Martins Faria alerta que dessa forma o combate às desigualdades sociais torna-se mais difícil e que avaliações mais exigentes poderiam auxiliar na questão da equidade. “Isso daria mais chances de os alunos das escolas públicas competirem com alunos de escolas privadas, que não se baseiam no Saeb. Não dar oportunidade de um desenvolvimento cognitivo que envolva questões mais complexas significa um limite para esses estudantes”.

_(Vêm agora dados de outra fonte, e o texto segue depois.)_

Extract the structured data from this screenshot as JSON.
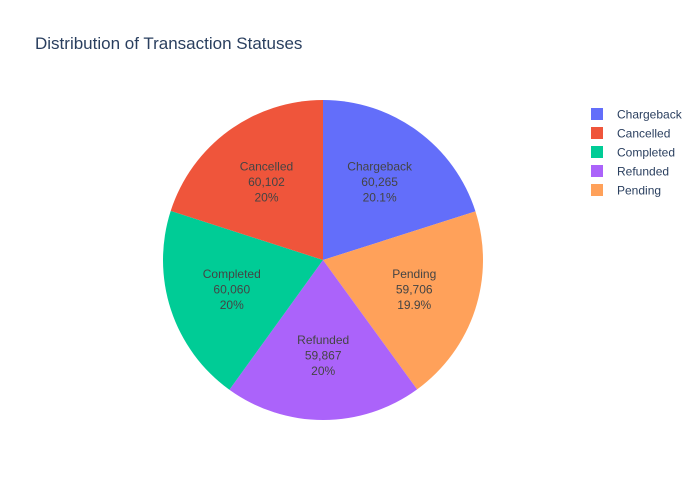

O Movimento Todos pela Educação também sinaliza para a importância de o Ideb incorporar fatores que tragam uma visão mais realista da escolaridade em geral. Uma delas é olhar para os estudantes que estão fora da escola por abandono ou evasão. Eles deveriam também fazer parte do índice, senão da escola ou da rede, um índice da cidade ou território, como propõe (entre outras coisas) o ex-presidente do Inep Francisco Soares, membro de um grupo de assessoramento do órgão para a reestruturação do Ideb.

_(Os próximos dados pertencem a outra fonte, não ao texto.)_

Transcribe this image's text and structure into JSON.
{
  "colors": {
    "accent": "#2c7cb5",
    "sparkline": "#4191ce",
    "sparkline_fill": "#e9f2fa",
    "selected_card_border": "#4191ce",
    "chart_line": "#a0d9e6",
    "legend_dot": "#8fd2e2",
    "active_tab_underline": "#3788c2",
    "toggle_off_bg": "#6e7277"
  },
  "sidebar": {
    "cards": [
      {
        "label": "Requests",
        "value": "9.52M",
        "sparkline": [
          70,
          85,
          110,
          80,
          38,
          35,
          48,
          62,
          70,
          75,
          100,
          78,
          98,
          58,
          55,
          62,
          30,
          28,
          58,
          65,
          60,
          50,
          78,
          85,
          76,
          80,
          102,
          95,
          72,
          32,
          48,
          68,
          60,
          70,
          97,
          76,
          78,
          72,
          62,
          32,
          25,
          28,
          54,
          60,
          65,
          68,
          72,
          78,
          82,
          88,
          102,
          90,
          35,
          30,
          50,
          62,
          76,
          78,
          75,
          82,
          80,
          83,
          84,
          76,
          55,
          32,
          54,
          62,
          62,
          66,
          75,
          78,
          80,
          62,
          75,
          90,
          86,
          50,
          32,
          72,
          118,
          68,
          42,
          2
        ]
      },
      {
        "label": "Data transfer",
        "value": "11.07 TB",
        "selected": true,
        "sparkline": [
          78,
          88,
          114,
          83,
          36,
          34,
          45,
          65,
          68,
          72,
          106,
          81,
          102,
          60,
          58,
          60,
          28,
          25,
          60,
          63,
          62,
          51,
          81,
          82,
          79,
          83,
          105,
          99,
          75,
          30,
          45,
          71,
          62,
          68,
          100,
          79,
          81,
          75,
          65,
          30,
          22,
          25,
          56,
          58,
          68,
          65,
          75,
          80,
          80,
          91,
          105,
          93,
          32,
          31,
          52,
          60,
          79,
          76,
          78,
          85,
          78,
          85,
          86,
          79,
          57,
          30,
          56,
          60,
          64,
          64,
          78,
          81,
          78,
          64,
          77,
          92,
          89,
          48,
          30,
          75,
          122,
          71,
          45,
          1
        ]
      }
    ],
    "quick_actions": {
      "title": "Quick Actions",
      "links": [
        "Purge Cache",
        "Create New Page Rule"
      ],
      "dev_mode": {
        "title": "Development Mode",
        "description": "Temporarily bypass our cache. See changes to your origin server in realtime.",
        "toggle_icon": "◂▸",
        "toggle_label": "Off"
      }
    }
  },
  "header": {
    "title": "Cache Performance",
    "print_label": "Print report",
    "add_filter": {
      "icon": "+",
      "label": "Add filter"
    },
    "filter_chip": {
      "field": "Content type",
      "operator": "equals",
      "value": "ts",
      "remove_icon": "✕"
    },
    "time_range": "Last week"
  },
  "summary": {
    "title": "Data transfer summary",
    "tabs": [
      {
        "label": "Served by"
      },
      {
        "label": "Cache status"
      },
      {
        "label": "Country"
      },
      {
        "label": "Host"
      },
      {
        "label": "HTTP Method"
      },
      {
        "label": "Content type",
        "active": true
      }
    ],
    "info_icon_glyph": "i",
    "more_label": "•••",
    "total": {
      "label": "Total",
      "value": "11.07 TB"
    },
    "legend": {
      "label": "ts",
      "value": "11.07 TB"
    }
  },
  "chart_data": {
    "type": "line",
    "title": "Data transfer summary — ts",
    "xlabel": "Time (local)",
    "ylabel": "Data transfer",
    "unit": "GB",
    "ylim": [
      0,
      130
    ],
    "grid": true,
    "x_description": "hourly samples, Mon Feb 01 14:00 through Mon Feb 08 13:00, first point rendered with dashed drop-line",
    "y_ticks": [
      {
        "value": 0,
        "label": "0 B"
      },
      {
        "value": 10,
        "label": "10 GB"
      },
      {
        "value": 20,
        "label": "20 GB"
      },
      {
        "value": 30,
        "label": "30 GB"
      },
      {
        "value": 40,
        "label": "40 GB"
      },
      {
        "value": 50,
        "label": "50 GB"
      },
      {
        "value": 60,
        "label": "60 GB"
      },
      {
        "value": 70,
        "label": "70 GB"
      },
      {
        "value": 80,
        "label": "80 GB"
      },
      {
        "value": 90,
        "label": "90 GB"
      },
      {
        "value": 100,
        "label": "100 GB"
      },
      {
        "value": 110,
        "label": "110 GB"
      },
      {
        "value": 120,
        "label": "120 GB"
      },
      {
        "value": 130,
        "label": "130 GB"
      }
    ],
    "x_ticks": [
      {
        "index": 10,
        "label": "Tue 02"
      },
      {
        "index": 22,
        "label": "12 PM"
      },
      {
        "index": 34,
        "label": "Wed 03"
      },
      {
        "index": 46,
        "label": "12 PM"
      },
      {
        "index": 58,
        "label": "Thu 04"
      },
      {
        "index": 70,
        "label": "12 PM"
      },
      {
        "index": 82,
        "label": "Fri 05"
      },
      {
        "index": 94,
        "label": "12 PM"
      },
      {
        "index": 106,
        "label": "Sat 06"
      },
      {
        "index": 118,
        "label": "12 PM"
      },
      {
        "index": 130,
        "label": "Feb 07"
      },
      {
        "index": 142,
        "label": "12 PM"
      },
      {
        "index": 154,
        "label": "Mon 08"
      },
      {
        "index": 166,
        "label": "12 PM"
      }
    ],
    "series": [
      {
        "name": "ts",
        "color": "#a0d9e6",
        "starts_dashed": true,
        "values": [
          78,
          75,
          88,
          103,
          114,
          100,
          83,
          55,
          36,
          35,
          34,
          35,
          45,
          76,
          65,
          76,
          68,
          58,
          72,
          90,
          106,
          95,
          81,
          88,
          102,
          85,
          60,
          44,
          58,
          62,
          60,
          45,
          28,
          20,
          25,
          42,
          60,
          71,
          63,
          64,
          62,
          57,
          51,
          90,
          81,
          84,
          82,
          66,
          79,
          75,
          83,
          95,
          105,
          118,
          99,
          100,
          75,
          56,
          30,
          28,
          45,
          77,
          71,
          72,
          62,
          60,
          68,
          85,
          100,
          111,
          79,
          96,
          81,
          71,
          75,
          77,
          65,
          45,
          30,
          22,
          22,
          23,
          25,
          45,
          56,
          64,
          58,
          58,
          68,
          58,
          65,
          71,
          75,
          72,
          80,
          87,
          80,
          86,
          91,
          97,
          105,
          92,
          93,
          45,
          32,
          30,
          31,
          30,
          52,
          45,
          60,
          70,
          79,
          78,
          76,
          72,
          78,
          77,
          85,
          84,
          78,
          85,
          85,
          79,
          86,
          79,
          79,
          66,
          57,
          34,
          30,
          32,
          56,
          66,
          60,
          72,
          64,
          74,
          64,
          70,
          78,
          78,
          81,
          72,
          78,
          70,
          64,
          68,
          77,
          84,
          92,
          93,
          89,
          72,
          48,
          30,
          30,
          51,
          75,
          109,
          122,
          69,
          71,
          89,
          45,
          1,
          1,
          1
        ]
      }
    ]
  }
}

“Isso serviria também para evitar a prática do gaming, usada por algumas redes”, diz Bernardo Baião, coordenador de Políticas Educacionais da entidade. A prática do gaming refere-se a estratégias usadas por algumas redes de ensino para manipular os resultados das avaliações externas, como dispensar estudantes com baixo desempenho no dia da prova ou focar excessivamente no treinamento apenas para o exame, em vez de um aprendizado contínuo. Ele também aponta a questão das médias, defendendo que se olhe para os diferentes níveis de proficiência, para uma análise melhor do que trabalhar com o resultado da prova.
“É importante trabalhar nas secretarias com equipes preparadas pedagogicamente para que, a partir dos resultados, se veja o que incluir na formação continuada dos professores”, diz Baião.
O que pode ser feito para melhorar a avaliação da educação?
Wolney Mello, que é também professor de física de uma escola privada, auxilia a direção nas avaliações internas. Ele relata que, a partir deste ano, o “Testão” que seu colégio aplica para todas as disciplinas deverá focar em ao menos duas habilidades em cada questão. “Vamos sistematizar melhor a avaliação dos resultados de aprendizagem. O Ideb tem de levar em consideração as quatro áreas do conhecimento e os erros de medida”, completa.
O educador também refuta a ideia de atrelar bônus e premiações aos resultados de provas, o que, diz ele, favorece a mentalidade de “treinar os estudantes”. “Acabamos não medindo o raciocínio lógico, a capacidade de abstração e a variedade de soluções para um mesmo problema”, diz.